On the other hand, even though national competitiveness due to technological advances can be seen as a positive aspect for organisations, a limitation is that of governments becoming increasingly concerned. The decrease in government, falling transportation and communication costs, and increases in technological change are exposing all countries to an extraordinary level of international competition (Miozzo and Walsh, 2006). This brings us to the downfalls of technology. One issue with introducing technology is the loss of jobs for employees. By bringing in advanced technology, fewer workers are needed, so thousands of people are made redundant. "Robots are cheaper than employees, and manufacturers in every industry are rapidly shifting to automation.'' (Rifkin, 2005). Employees may feel untrustworthy and could give the company a bad reputation. Also, even though technology brings benefits to companies such as mass customisation, the processes that are involved are far from simple (Istook, 2002), which could lead to employees having to undergo extensive training in order to be able to handle the new technology. Another issue that can be raised is the problems it causes thousands of people online, such as fraud. The increasing popularity with online music downloads and online file sharing such as Napster is one example, not only does it give risk to consumers, such as online hacking, but also to businesses such as HMV which went into administration on 15th January 2013. This could be due to the increased technology that is allowing consumers to download music and movies online for free.
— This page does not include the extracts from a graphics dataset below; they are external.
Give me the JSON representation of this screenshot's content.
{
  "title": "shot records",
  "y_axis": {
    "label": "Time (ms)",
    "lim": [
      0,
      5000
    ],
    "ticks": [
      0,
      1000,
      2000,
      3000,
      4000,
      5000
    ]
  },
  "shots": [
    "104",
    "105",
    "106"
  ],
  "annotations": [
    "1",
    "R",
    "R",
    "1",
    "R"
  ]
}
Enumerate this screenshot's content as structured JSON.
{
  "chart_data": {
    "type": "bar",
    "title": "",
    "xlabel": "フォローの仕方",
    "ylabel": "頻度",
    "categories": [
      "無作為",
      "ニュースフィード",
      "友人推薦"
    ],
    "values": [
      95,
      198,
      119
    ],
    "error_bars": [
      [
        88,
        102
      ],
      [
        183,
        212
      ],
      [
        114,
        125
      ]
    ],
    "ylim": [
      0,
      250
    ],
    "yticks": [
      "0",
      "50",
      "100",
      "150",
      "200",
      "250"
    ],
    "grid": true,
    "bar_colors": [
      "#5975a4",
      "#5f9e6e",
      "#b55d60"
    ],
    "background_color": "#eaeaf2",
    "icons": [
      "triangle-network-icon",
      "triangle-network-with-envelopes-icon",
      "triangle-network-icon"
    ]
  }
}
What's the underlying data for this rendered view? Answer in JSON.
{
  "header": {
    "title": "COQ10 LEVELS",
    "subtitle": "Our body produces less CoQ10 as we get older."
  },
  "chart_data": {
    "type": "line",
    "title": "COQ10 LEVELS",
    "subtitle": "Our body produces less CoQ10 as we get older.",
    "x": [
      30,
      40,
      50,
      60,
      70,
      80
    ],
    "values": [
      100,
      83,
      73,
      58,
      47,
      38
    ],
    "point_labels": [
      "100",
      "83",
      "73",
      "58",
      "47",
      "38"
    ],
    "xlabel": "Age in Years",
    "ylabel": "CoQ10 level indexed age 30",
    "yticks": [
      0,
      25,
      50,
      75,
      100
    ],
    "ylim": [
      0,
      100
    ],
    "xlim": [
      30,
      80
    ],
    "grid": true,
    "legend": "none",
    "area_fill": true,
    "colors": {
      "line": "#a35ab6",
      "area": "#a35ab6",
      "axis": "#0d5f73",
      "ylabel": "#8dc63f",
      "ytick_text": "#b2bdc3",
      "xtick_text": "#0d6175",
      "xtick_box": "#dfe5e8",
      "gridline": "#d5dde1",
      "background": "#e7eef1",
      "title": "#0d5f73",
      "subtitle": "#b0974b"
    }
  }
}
To conclude, technology has proven to be an important feature in helping an organisation to gain competitive advantage, and is used in every aspect of organisations' activities, as shown by Porter's value chain frame work. It helps firms to improve their products massively, and cut costs, in order to give customers the highest value products possible, but at a relatively low cost for the firm. This has shown to be done through operations such as mass production and inbound and outbound logistics such as containerisation. Through advances such as these, it helps customers to be quick with entering new markets, and potentially gaining a first mover advantage, which in turn helps them to gain the competitive advantage necessary. Technology has also shown to be used in combination with Porter's five forces in order to gain competitiveness through increasing the bargaining power or buyer's, using coupons etc. advertised mainly on social networking sites. However, there are some limitations that need to be considered when introducing technology, such as, is it going to reduce the reputation of the company? Workers may feel untrustworthy and a bad reputation could be spread through word of mouth. The biggest issue that has caused the most controversy is the loss of thousands of jobs due to technology, and so many people are now being made redundant to cut the costs of wages, since technology is now able to create a vast amount of products through mass production, but at a lower running cost. Overall, the positives do outweigh the negatives, and if it wasn't for technology, company's would struggle to add as much value to their products, as suggested in Porter's value chain, and would not have such an ability to gain an advantage over their competitors.